Victoria encouraged him to take long walks alone along the front. She had some occupation, for two little girls who were there in charge of a Swiss governess had adopted the lovely lady as their aunt. A new sweetness had come into her life, shrill voices, the clinging of little hands. Sometimes these four would walk together, and Holt would run with the children, tumbling in the sand in sheer merriment.
'You seem all right again, Jack,' said Victoria on the tenth morning.

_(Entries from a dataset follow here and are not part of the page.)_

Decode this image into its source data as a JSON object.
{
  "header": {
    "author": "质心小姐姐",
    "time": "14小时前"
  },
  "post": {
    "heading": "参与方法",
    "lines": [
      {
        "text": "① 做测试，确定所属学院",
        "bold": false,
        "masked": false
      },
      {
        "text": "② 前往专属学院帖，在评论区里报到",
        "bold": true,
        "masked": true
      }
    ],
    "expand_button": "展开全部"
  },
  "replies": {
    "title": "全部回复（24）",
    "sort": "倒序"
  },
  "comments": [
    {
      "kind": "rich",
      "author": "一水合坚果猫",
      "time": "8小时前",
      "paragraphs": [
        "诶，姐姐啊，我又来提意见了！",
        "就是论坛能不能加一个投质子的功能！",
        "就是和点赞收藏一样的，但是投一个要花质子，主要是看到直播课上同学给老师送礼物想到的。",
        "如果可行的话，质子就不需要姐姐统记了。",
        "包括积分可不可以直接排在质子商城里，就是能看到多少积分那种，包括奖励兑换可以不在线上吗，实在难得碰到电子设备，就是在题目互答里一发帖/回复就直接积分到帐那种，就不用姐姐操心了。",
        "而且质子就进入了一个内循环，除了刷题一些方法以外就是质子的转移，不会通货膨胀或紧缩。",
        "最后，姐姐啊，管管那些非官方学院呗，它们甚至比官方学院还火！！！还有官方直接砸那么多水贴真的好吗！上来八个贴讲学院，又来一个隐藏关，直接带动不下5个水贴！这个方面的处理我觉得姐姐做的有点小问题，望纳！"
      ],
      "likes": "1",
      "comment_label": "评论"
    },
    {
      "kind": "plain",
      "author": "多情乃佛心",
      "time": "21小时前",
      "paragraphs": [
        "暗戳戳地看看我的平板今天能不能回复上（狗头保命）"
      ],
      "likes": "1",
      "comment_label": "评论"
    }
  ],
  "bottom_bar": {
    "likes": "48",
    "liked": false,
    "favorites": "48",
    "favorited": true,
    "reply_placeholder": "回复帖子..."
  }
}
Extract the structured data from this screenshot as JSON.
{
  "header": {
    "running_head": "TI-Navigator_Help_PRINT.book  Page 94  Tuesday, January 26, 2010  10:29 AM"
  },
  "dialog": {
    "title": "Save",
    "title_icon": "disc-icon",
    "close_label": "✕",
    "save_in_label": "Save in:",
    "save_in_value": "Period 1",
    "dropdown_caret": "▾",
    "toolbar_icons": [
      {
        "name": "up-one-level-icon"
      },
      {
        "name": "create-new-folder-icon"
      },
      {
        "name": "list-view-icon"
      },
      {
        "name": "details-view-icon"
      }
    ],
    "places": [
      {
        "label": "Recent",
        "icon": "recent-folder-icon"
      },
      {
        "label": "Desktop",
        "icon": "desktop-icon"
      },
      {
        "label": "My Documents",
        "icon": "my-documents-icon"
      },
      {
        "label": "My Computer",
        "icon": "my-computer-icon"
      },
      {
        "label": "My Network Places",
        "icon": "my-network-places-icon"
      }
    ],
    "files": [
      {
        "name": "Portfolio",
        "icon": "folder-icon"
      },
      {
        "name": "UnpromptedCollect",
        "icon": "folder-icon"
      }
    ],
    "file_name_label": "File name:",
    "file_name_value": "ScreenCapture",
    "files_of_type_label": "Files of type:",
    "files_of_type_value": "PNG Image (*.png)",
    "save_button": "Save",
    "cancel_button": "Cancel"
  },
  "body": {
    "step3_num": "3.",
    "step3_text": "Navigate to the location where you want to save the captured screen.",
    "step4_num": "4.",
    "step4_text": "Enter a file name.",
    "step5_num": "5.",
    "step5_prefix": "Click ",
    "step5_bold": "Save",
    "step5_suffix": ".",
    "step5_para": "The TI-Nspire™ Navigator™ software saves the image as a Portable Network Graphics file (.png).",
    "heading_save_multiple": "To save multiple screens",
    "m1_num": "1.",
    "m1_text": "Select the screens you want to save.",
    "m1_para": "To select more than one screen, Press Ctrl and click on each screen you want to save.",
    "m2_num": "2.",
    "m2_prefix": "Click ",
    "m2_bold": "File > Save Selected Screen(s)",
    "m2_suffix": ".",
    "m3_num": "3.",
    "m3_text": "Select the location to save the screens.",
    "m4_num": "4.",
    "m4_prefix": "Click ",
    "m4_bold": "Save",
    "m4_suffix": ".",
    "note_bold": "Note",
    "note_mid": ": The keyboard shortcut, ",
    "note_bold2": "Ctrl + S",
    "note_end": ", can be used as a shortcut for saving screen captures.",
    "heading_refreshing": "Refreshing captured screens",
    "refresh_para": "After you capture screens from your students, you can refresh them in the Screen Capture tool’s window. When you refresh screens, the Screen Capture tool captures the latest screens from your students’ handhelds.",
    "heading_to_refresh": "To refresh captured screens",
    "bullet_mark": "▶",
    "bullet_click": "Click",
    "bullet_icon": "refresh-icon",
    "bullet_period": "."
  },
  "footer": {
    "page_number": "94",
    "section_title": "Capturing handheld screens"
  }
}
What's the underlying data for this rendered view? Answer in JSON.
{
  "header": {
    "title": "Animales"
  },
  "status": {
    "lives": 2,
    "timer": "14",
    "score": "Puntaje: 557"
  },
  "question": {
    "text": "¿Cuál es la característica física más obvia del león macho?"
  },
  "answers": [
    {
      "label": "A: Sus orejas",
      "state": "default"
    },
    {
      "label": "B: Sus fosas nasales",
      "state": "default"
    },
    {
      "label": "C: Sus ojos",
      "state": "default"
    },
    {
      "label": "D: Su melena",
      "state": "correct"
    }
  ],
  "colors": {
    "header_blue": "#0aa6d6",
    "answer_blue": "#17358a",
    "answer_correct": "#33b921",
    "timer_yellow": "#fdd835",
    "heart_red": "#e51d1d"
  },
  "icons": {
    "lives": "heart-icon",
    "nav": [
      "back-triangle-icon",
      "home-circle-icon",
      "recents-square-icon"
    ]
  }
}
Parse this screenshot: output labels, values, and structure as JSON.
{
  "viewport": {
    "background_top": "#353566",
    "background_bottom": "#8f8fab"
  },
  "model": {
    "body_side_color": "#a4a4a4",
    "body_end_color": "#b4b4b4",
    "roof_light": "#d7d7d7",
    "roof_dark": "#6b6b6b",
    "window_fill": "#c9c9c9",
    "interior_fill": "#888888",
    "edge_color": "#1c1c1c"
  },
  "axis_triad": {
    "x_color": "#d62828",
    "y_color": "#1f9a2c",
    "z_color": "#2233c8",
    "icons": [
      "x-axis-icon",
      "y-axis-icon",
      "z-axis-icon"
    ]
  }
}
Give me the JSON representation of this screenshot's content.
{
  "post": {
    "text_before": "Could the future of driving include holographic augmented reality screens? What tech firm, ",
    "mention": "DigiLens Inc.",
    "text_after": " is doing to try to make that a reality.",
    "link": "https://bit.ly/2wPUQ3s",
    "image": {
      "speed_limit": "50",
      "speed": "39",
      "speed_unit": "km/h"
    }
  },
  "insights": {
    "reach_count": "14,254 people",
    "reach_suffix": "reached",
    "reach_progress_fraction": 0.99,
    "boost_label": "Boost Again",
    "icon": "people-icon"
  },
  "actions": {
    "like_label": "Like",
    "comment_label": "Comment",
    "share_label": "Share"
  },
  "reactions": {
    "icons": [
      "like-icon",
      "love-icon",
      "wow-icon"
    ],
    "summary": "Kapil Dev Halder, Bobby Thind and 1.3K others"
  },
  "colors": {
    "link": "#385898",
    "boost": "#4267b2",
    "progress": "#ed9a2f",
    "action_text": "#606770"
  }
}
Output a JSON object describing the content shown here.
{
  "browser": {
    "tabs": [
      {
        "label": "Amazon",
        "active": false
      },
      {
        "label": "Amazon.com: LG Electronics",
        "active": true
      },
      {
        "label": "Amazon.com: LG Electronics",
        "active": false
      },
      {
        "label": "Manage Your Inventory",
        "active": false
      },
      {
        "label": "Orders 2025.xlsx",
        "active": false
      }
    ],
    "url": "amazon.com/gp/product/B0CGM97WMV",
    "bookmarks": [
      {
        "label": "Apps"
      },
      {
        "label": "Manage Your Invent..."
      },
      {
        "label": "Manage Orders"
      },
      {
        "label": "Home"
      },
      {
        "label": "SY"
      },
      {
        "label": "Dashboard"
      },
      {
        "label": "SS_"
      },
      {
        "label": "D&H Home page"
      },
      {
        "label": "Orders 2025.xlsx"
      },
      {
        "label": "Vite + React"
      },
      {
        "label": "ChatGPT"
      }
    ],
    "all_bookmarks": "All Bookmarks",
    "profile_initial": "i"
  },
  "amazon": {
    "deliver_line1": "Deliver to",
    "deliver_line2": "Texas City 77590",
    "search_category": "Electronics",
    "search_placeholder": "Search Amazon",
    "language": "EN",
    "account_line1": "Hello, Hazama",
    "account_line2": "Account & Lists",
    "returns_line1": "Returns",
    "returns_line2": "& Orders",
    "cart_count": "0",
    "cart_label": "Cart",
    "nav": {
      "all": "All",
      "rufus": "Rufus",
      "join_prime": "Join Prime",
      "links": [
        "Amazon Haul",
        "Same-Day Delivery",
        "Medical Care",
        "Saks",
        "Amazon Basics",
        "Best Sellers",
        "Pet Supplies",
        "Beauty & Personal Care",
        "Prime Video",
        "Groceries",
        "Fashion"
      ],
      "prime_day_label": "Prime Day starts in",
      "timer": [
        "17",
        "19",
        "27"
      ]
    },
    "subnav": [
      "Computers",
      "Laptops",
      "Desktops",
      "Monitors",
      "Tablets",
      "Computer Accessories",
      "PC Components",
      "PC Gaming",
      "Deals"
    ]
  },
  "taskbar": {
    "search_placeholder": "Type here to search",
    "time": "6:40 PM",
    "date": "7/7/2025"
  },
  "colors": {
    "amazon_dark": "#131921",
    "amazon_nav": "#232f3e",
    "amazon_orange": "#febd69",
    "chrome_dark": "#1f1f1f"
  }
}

'Right! Rather, by jove, it's good to live, Vicky.'
'You were a bit off colour, you know.'
'I suppose I was. But now, I feel nothing can hold me. I wrote a rondeau this morning on the pier. Want to see it?'
'Of course, silly boy. Aren't you going to be the next great poet?'
She read the rondeau, scrawled in pencil on the back of a bill. It was delicate, a little colourless.
'Lovely,' she said, 'of course you'll send it to the _Westminster_.'
'Perhaps . . . hulloa, there are the kiddies.' He ran off down the steps from the front. A minute after Victoria saw him helping the elder girl to bury her little sister in the sand.
Victoria felt much rea.s.sured. He was normal again, the half wistful, half irresponsible boy she had once known. He slept well, laughed, and his crying need for her seemed to have abated. At the end of the fortnight Victoria was debating whether she should take him home. She was in the hotel garden talking to the smaller girl, telling her a wonderful story about the fairy who lived in the telephone and said ping-pong when the line was engaged. The little girl sat upon her knee; when she laughed Victoria's heart bounded. The elder girl came through the gate leading a good-looking young woman in white by the hand.
'Oh, mummie, here's auntie,' cried the child, dragging her mother up to Victoria. The two women looked at one another.
'They tell me you have been very kind . . .' said the woman. Then she stopped abruptly.
'Of course, mummie, she's not _really_ our auntie,' said the child confidentially.
Victoria put the small girl down. The mother looked at her again. She seemed so nice and refined . . . yet her husband said that the initials on the trunks were different . . . one had to be careful.